Anyway, some critic points out that Guanxi is actually a tool for power-for-money exchange. And most Guanxi except some very close ones, such as relatives, old classmates, friends from the childhood, etc. can be bought and built by bribery. When you give the related person enough bribery, then you will build the Guanxi with him. The bribery is not necessarily money, it can be sex, travel chances, a special present, or even flattery. In this regard, Guanxi is most of the time not very reliable. And a longterm and close Guanxi requires continuous input (money or sex, etc.).
“MY DAD IS LI GANG!”
Some good news though. In the age of the Internet, justice sometimes prevails in China, even for those with big-time guanxi.
In October 2010, a famous hit-and run case occurred in northern China that exploded into an online scandal known the “Li Gang scandal”.
The case involved 23-year old Li Qiming(李启铭), the rich, spoiled son of Li Gang(李刚), a powerful deputy police chief of the district in Baoding City of Hebei Province. Driving around Hebei University after some hard partying, the drunken Li crashed into two female students. One was seriously injured and the other died from her injuries the following day. After a crowd and security guards managed to stop him from fleeing the scene, Li shouted, “”Go ahead and sue me if you dare– my father is Li Gang!”

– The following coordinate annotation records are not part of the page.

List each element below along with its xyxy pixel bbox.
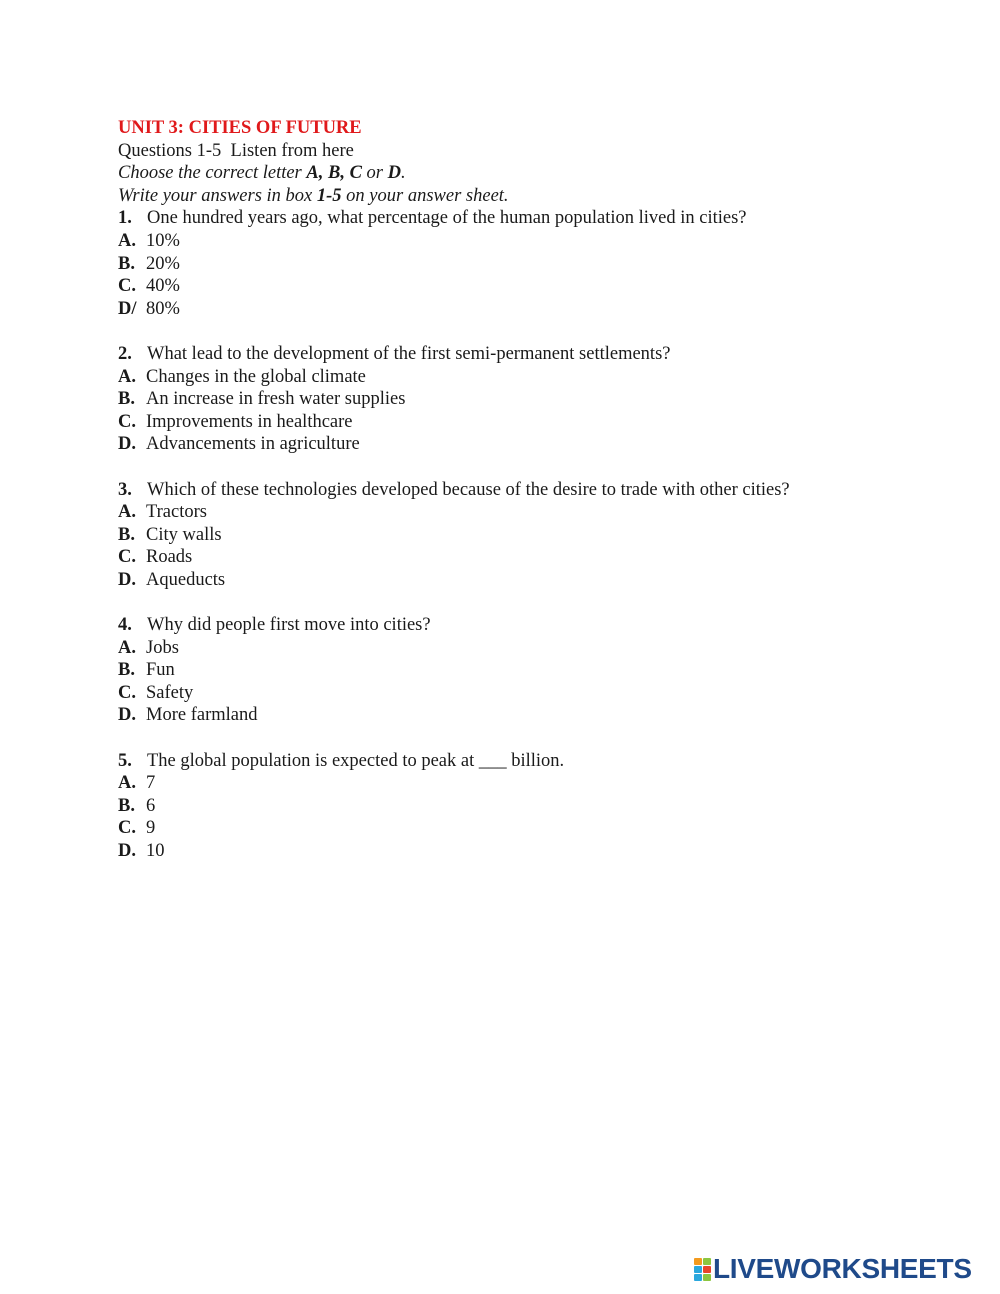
option-letter: D. [118, 569, 136, 590]
option-text: Advancements in agriculture [146, 434, 360, 455]
question-2 [118, 343, 938, 456]
question-text: Which of these technologies developed because of the desire to trade with other cities? [147, 479, 790, 500]
option-letter: C. [118, 276, 136, 297]
option-letter: D. [118, 705, 136, 726]
question-text: One hundred years ago, what percentage of the human population lived in cities? [147, 208, 747, 229]
instruction-write-a: Write your answers in box [118, 185, 317, 206]
instruction-choose-letters: A, B, C [306, 163, 362, 184]
option-c[interactable] [118, 817, 938, 840]
option-text: 80% [146, 298, 180, 319]
option-text: Fun [146, 660, 175, 681]
option-letter: C. [118, 818, 136, 839]
option-text: Improvements in healthcare [146, 411, 353, 432]
option-b[interactable] [118, 524, 938, 547]
question-1 [118, 207, 938, 320]
instruction-choose-end: . [401, 163, 406, 184]
logo-block-green-2 [703, 1274, 711, 1281]
page-title: UNIT 3: CITIES OF FUTURE [118, 118, 362, 138]
spacer [118, 591, 938, 614]
question-number: 1. [118, 208, 132, 229]
option-a[interactable] [118, 772, 938, 795]
option-d[interactable] [118, 298, 938, 321]
option-c[interactable] [118, 682, 938, 705]
option-text: Jobs [146, 637, 179, 658]
instruction-write-c: on your answer sheet. [341, 185, 509, 206]
spacer [118, 727, 938, 750]
option-a[interactable] [118, 366, 938, 389]
option-text: More farmland [146, 705, 258, 726]
option-letter: A. [118, 230, 136, 251]
question-3 [118, 479, 938, 592]
option-d[interactable] [118, 433, 938, 456]
option-text: 20% [146, 253, 180, 274]
question-stem [118, 343, 938, 366]
option-text: Roads [146, 547, 193, 568]
option-text: Tractors [146, 502, 207, 523]
instruction-choose-d: D [387, 163, 401, 184]
option-text: 10% [146, 230, 180, 251]
option-letter: A. [118, 502, 136, 523]
option-text: Changes in the global climate [146, 366, 366, 387]
question-4 [118, 614, 938, 727]
option-d[interactable] [118, 840, 938, 863]
question-text: The global population is expected to peak at ___ billion. [147, 750, 565, 771]
option-text: 6 [146, 795, 156, 816]
option-b[interactable] [118, 795, 938, 818]
instruction-choose [118, 162, 938, 185]
option-d[interactable] [118, 569, 938, 592]
option-letter: D. [118, 434, 136, 455]
option-a[interactable] [118, 637, 938, 660]
option-text: City walls [146, 524, 222, 545]
instruction-write [118, 185, 938, 208]
listen-link[interactable]: Listen from here [230, 140, 354, 161]
instruction-choose-a: Choose the correct letter [118, 163, 307, 184]
question-stem [118, 750, 938, 773]
question-number: 4. [118, 615, 132, 636]
option-letter: D. [118, 841, 136, 861]
spacer [118, 456, 938, 479]
option-text: An increase in fresh water supplies [146, 389, 406, 410]
question-text: What lead to the development of the first semi-permanent settlements? [147, 343, 671, 364]
option-letter: A. [118, 773, 136, 794]
liveworksheets-logo-icon [693, 1257, 711, 1281]
option-text: 40% [146, 276, 180, 297]
logo-block-orange [694, 1258, 702, 1265]
option-letter: C. [118, 682, 136, 703]
option-a[interactable] [118, 501, 938, 524]
option-text: Safety [146, 682, 194, 703]
logo-block-blue-2 [694, 1274, 702, 1281]
option-c[interactable] [118, 275, 938, 298]
question-stem [118, 479, 938, 502]
option-letter: C. [118, 547, 136, 568]
option-letter: D/ [118, 298, 137, 319]
intro-prefix: Questions 1-5 [118, 140, 231, 161]
liveworksheets-logo [693, 1254, 972, 1284]
option-b[interactable] [118, 659, 938, 682]
intro-line [118, 140, 938, 163]
option-text: Aqueducts [146, 569, 226, 590]
question-number: 3. [118, 479, 132, 500]
option-letter: B. [118, 253, 135, 274]
option-b[interactable] [118, 388, 938, 411]
option-c[interactable] [118, 411, 938, 434]
logo-block-red [703, 1266, 711, 1273]
question-stem [118, 207, 938, 230]
option-c[interactable] [118, 546, 938, 569]
option-letter: B. [118, 389, 135, 410]
option-letter: A. [118, 637, 136, 658]
option-text: 10 [146, 841, 165, 861]
option-text: 7 [146, 773, 156, 794]
option-letter: B. [118, 795, 135, 816]
logo-block-green [703, 1258, 711, 1265]
question-number: 5. [118, 750, 132, 771]
question-number: 2. [118, 343, 132, 364]
question-text: Why did people first move into cities? [147, 615, 431, 636]
option-letter: B. [118, 524, 135, 545]
instruction-choose-or: or [361, 163, 388, 184]
option-text: 9 [146, 818, 156, 839]
option-letter: C. [118, 411, 136, 432]
logo-block-blue [694, 1266, 702, 1273]
spacer [118, 320, 938, 343]
option-b[interactable] [118, 253, 938, 276]
question-5 [118, 750, 938, 863]
option-letter: B. [118, 660, 135, 681]
option-a[interactable] [118, 230, 938, 253]
option-letter: A. [118, 366, 136, 387]
instruction-write-range: 1-5 [316, 185, 342, 206]
option-d[interactable] [118, 704, 938, 727]
question-stem [118, 614, 938, 637]
worksheet-content [118, 117, 938, 863]
liveworksheets-logo-text: LIVEWORKSHEETS [713, 1253, 972, 1284]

Before government tried to control the coverage, the story had gone viral online. There was so much public outrage that days later, the father and son were giving effusive apologies on CCTV, China’s state television network.
In addition to having to pay significant compensation, Li Qiming was sentenced to six years in prison.
The phrase, “My father is Li Gang” has become something of a bitter inside joke in China and a catchphrase for shirking any responsibility — washing the dishes, being faithful to a girlfriend — with impunity.